The accurate identification and control of spatiotemporal chaos in reaction-diffusion systems remains a grand challenge in chemical engineering, particularly when the underlying catalytic surface possesses complex, unknown topography. In the \textit{Defect Turbulence} regime, system dynamics are governed by topological phase singularities (spiral waves) whose motion couples to manifold curvature via geometric pinning.
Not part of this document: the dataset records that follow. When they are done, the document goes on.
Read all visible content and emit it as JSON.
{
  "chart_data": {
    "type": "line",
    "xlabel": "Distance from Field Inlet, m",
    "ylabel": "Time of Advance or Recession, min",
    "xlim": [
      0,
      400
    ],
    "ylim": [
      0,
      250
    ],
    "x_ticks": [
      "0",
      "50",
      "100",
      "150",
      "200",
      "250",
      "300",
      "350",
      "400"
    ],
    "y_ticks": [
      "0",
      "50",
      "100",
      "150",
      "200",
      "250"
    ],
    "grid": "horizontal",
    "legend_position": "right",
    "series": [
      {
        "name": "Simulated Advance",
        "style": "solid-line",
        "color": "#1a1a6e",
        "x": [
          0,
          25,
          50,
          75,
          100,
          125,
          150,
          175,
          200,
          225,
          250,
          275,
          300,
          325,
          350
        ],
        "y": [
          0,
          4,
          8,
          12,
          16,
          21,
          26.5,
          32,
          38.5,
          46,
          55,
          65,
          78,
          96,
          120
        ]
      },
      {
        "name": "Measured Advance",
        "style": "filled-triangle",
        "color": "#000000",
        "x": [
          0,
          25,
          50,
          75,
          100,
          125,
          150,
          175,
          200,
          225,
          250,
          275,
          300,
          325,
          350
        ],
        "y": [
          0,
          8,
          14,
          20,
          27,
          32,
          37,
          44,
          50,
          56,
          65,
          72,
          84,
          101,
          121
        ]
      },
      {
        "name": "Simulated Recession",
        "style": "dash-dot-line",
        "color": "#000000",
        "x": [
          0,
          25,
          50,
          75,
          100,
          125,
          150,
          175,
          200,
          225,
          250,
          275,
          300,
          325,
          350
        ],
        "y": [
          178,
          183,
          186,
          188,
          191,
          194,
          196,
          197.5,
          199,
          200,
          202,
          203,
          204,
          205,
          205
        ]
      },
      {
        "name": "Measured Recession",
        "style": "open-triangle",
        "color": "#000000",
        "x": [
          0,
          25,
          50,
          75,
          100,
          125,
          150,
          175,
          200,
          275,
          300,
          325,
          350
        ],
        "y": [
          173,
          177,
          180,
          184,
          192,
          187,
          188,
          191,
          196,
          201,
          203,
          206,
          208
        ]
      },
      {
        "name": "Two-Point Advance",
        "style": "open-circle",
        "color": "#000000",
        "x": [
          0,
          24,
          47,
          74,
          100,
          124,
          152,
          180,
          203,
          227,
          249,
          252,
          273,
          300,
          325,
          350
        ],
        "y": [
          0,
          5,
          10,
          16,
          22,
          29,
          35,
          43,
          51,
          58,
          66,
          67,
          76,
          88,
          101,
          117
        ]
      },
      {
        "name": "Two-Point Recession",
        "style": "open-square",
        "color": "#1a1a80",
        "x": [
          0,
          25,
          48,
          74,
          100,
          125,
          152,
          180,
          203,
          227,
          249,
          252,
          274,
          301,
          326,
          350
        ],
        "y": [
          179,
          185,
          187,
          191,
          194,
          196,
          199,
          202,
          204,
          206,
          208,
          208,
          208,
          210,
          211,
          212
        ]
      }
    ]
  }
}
Conventional Physics-Informed Neural Networks (PINNs) using ReLU or Tanh activations suffer from fundamental \textit{spectral bias}, failing to resolve high-frequency gradients and causing amplitude collapse or phase drift. We propose a Multi-Scale SIREN-PINN architecture leveraging periodic sinusoidal activations with frequency-diverse initialization, embedding the appropriate inductive bias for wave-like physics directly into the network structure. This enables simultaneous resolution of macroscopic wave envelopes and microscopic defect cores. Validated on the complex Ginzburg-Landau equation evolving on latent Riemannian manifolds, our architecture achieves relative state prediction error $ε_{L_2} \approx 1.92 \times 10^{-2}$, outperforming standard baselines by an order of magnitude while preserving topological invariants ($|ΔN_{defects}| < 1$). We solve the ill-posed \textit{inverse pinning problem}, reconstructing hidden Gaussian curvature fields solely from partial observations of chaotic wave dynamics (Pearson correlation $ρ= 0.965$). Training dynamics reveal a distinctive Spectral Phase Transition at epoch $\sim 2,100$, where cooperative minimization of physics and geometry losses drives the solver to Pareto-optimal solutions. This work establishes a new paradigm for Geometric Catalyst Design, offering a mesh-free, data-driven tool for identifying surface heterogeneity and engineering passive control strategies in turbulent chemical reactors.